Coping with Gender Inequities

Critical Conversations of Women Faculty

Edited by Sherwood Thompson, Pam Parry

Publication date:

23 June 2017

Length of book:

192 pages

Publisher

Rowman & Littlefield Publishers

ISBN-13: 9781475826456

This book provides a discussion of women faculty members’ experiences on college and university campuses and examines their thoughts, perceptions, responsibilities, and status in the academy. Most specifically, this book explores the differences between male and women faculty in the academy; women faculty insight into teaching, research and service; how women faculty perceive their work environment; and the stress of faculty evaluation regarding tenure and promotion, and sharing of success stories and lessons learned.
The author’s intentions is to share authentic narratives of women faculty members, in their own voices. The voices that are selected for this book are from different disciplines; some participants are junior faculty while others are senior faculty. All of the participants share their eyewitness accounts of how they successfully navigated the road to the professorate.
This discussion is critical at this junction in the history of higher education pertaining to gender equity. Women counterpart to male faculty members provide a very visible and meaningful role on campuses. with all of the positive roles that women faculty play on campuses, women faculty report that they are still experiencing, to some degree, less satisfaction and greater challenges than their male counterparts in many aspects of their profession.
This riveting and very important collection of personal accounts is a much needed work that focuses on the daily struggles women faculty have had to overcome in higher education.

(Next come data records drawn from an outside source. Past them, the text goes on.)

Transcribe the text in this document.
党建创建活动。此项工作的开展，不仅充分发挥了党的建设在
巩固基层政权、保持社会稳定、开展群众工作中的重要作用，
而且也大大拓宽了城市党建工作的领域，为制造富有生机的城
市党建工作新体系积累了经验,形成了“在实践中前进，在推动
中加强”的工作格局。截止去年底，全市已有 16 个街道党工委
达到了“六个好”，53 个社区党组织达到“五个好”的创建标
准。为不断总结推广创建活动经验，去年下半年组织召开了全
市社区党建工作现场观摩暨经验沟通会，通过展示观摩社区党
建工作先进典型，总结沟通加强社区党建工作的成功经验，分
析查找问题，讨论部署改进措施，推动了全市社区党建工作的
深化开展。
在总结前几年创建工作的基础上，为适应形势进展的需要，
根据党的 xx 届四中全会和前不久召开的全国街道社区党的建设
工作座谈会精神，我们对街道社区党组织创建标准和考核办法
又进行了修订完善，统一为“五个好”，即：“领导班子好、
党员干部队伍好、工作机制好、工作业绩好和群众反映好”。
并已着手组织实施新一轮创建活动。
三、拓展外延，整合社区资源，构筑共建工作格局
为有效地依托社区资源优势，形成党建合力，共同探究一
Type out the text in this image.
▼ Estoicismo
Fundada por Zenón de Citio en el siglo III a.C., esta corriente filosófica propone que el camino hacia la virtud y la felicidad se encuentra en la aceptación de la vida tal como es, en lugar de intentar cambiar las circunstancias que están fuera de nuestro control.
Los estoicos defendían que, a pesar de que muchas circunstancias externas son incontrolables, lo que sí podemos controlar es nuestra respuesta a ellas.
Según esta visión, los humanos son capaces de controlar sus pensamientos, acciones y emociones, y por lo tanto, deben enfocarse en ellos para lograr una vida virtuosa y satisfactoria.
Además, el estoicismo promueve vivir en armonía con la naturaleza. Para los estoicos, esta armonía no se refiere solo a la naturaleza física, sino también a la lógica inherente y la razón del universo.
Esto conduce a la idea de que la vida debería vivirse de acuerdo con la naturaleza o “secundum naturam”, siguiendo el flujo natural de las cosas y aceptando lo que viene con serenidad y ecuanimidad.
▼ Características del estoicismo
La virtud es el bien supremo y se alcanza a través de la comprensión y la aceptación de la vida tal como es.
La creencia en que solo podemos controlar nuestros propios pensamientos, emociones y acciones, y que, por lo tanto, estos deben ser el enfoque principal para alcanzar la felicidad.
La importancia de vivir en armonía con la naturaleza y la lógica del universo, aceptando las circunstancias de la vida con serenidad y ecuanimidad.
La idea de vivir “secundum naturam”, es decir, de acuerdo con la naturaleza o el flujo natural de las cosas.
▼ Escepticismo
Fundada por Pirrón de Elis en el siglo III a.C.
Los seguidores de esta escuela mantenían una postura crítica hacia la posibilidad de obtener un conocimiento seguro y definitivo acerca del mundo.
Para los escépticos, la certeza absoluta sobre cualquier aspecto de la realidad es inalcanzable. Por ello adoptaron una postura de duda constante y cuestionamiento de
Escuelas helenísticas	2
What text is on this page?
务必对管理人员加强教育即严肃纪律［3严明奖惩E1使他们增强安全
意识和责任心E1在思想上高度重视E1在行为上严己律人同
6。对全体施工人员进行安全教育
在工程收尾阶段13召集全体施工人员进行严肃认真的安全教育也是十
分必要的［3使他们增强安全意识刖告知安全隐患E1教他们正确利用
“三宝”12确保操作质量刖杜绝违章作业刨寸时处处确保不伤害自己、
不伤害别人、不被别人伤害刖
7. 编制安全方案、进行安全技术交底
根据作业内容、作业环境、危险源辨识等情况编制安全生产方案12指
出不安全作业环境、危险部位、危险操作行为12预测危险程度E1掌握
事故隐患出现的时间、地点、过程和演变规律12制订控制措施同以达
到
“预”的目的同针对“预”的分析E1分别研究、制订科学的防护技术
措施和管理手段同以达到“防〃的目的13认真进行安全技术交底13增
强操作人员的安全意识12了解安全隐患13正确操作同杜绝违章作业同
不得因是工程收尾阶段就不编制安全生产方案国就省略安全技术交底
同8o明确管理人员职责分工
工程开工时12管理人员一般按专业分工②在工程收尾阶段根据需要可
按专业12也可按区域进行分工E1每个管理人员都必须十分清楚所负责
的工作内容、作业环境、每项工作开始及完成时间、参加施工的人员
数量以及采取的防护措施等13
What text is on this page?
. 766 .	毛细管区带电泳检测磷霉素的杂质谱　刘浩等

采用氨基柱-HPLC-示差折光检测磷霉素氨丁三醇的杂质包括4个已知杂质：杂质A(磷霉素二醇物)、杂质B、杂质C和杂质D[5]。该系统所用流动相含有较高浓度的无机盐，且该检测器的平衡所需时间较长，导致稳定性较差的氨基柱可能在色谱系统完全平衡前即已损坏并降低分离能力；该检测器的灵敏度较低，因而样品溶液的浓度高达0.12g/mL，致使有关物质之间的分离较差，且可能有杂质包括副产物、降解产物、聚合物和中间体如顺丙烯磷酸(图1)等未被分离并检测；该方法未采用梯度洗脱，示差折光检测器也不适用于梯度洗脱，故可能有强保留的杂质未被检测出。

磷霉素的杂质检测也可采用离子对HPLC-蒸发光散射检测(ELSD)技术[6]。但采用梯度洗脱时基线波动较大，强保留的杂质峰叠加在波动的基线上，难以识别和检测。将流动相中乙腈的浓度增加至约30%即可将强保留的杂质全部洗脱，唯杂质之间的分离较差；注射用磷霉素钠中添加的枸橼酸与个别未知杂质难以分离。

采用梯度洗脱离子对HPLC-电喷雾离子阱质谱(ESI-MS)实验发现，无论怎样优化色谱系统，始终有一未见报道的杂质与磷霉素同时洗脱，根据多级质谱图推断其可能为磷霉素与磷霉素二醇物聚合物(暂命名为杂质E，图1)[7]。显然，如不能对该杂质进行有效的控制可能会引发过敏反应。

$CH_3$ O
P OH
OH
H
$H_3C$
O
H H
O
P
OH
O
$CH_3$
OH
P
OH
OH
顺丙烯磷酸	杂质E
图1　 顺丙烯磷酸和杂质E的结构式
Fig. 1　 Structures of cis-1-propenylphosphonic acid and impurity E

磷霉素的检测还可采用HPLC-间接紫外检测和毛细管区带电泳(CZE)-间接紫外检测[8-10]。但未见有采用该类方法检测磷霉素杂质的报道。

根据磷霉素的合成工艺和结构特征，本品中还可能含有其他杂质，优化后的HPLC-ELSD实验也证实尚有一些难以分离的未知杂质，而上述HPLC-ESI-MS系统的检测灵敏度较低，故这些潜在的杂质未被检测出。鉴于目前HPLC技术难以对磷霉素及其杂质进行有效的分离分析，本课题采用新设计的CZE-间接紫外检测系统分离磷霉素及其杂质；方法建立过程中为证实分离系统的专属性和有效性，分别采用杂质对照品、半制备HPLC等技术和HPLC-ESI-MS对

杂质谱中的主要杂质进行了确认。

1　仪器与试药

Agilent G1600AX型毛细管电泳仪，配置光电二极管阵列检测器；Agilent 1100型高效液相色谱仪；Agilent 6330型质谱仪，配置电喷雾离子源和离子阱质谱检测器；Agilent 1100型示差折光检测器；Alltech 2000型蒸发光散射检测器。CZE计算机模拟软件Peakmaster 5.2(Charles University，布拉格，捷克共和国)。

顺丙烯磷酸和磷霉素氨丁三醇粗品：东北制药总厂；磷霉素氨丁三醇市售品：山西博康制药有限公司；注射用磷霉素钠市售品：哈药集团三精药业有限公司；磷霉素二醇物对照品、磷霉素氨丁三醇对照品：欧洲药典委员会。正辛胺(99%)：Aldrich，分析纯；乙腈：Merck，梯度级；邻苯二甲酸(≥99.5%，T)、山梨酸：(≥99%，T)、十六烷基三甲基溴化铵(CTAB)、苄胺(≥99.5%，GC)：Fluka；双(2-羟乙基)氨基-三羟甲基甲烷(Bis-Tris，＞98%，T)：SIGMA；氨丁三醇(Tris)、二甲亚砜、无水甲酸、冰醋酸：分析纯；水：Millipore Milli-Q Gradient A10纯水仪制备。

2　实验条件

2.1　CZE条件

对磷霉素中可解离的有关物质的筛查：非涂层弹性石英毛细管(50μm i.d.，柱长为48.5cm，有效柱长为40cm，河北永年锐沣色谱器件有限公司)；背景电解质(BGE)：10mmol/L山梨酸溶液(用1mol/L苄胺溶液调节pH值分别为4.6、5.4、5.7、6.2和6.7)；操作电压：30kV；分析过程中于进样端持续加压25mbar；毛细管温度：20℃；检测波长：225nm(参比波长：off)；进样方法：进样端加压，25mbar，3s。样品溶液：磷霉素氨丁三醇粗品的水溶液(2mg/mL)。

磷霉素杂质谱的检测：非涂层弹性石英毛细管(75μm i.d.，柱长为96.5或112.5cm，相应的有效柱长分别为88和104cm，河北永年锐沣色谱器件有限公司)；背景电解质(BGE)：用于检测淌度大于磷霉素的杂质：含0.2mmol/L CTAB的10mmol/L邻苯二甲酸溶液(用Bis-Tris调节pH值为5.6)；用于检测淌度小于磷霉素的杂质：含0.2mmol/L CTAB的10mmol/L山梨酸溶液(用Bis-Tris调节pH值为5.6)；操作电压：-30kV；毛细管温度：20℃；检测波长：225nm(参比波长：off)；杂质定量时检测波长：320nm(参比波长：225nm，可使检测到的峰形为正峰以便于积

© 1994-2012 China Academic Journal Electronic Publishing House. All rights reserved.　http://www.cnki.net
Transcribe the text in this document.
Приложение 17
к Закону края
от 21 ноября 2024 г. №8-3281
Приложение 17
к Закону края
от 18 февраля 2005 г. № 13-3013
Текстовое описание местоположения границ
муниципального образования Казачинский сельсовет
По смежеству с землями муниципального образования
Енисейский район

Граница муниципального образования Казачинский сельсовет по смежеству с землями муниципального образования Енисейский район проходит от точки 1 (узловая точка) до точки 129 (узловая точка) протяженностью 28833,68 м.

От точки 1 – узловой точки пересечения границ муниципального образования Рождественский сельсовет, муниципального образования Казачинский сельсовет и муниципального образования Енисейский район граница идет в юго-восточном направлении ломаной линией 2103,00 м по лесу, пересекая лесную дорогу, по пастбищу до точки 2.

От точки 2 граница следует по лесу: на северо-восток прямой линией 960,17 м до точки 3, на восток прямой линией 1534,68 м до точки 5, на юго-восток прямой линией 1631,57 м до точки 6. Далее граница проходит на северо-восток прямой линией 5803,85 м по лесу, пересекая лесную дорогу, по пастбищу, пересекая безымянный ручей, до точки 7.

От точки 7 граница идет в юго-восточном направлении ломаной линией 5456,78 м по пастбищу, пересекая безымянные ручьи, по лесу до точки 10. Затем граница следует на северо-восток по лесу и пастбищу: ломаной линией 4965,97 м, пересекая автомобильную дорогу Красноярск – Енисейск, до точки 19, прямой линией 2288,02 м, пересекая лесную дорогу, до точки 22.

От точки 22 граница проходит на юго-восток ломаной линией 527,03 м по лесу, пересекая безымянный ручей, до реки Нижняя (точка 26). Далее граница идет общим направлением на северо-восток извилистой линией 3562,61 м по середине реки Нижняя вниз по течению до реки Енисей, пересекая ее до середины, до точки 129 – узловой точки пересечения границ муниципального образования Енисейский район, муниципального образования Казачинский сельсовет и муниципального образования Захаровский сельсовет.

While the stories are inspiring and thought-provoking, ‘Coping with Gender Inequities...’ makes a valid and timely argument that there remains a vast amount of work that needs to be done in terms inclusion and equity for women in the Academy. It clearly outlines the hegemonic power structures females, as graduate students and later as female faculty, have had to navigate through to cope with gender biases, salary gaps, tenure and promotion discrepancies, uneven workloads, and lack of appreciation and recognition. Readers inside and outside of higher ed will appreciate this collection and will find it applicable.